Countries Reporting MERS infections to WHO
Worldwide count of MERS cases
The earliest cases of MERS in 2012 were geographically associated with countries in the Middle East. Numerous cases in Saudi Arabia are reported as “primary cases”, autochthonous cases, which have been infected from local animal hosts. Current research indicates that camel populations on the Arabian Peninsula are a reservoir for this coronavirus, although there may be other intermediate animal hosts as well.
The map above only shows countries that have officially reported MERS cases to WHO, not the countries where the individual cases were initially infected. A review of the published case reports indicates local infections from animal sources has only occurred in countries on or adjacent to the Arabian Peninsula as shown in the map below. Although the MERS jump from animals to human appears to be occurring only in a small geographic region in the Middle East, this coronavirus is very infectious. Many infections on the Arabian Peninsula and elsewhere are reported to have occurred from human-to-human contact or by transmission within a healthcare facility.
Secondary cases of infections have occurred in health care facilities in Saudi Arabia, South Korea, and other countries.
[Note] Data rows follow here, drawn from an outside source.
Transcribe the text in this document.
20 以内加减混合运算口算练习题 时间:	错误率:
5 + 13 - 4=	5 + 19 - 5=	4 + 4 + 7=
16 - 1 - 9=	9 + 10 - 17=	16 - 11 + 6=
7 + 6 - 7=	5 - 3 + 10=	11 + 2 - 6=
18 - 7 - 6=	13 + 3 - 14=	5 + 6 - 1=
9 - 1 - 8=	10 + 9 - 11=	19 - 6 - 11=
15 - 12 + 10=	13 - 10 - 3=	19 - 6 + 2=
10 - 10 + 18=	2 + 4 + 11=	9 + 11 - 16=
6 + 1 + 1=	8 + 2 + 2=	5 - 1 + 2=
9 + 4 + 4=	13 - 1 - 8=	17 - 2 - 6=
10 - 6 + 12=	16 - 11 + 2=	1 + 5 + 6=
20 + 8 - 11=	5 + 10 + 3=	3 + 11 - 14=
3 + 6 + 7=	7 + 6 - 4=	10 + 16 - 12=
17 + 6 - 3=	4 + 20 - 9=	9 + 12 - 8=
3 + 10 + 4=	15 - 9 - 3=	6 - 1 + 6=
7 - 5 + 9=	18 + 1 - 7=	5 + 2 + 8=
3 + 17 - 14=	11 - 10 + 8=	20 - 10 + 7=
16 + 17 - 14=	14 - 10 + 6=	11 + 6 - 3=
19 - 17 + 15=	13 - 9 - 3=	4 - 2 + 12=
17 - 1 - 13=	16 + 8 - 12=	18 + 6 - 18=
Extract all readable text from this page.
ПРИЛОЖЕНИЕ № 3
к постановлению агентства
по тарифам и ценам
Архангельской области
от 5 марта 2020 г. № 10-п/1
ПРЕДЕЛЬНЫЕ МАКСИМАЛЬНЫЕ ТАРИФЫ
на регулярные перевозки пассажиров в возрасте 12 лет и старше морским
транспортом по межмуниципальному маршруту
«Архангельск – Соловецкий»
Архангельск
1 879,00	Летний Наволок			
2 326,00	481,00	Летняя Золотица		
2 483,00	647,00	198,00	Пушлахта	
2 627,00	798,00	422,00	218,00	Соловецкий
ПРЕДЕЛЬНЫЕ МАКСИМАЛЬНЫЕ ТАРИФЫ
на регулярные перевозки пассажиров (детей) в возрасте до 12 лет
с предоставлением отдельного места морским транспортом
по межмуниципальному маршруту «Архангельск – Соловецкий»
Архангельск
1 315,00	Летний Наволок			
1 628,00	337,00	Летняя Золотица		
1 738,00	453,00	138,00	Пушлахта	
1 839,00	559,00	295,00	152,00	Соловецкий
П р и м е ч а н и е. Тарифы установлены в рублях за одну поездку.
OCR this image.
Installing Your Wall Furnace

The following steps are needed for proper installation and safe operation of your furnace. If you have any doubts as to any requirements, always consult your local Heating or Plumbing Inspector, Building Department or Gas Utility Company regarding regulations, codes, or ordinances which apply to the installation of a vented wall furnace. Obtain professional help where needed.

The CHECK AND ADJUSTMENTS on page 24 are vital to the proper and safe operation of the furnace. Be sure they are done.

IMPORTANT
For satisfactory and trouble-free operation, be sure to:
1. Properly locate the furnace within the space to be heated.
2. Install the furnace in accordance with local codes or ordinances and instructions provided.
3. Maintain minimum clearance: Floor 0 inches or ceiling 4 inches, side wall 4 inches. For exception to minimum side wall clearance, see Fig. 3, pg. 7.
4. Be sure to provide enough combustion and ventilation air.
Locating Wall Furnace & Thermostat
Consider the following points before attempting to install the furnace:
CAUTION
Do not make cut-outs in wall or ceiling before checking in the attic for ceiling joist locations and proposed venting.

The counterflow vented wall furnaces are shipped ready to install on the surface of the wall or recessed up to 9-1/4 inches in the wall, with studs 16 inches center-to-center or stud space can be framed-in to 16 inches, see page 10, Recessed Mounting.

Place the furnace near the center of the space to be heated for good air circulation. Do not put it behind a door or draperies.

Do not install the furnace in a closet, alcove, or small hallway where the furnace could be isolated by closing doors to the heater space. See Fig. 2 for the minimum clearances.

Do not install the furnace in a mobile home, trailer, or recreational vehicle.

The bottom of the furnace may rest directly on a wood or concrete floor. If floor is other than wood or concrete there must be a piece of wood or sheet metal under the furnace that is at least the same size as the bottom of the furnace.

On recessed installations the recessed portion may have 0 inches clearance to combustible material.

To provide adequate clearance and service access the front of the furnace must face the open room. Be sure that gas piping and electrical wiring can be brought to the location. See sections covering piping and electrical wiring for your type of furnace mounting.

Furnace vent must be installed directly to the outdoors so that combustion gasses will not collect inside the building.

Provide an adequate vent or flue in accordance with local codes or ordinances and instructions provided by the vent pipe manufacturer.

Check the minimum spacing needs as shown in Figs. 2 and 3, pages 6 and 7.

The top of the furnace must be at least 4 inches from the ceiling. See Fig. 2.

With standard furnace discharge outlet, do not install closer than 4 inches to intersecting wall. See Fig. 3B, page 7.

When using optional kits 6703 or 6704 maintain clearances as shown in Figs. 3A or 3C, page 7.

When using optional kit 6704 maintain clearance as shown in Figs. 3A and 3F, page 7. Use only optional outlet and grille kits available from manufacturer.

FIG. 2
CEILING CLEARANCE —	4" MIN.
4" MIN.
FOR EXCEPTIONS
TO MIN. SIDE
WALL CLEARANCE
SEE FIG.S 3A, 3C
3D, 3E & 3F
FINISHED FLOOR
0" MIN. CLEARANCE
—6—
The large number of MERS infections among healthcare workers, healthcare facility patients, and patient visitors is a strong indication of the infectious nature of this coronavirus. According to published information, at least 240 reported MERS cases were healthcare workers.
Last year in South Korea, 185 cases of MERS were sparked by a single infected individual who traveled to South Korea from the Middle East. The infections spread primarily though hospitals. The nature of infectious transmission in health care settings is not clear. Human-to-human airborne transmission has been proposed for pneumonia-infected “superspreaders” in South Korea (link), but human-to- fomite-to-human transmission seems to occur frequently as well.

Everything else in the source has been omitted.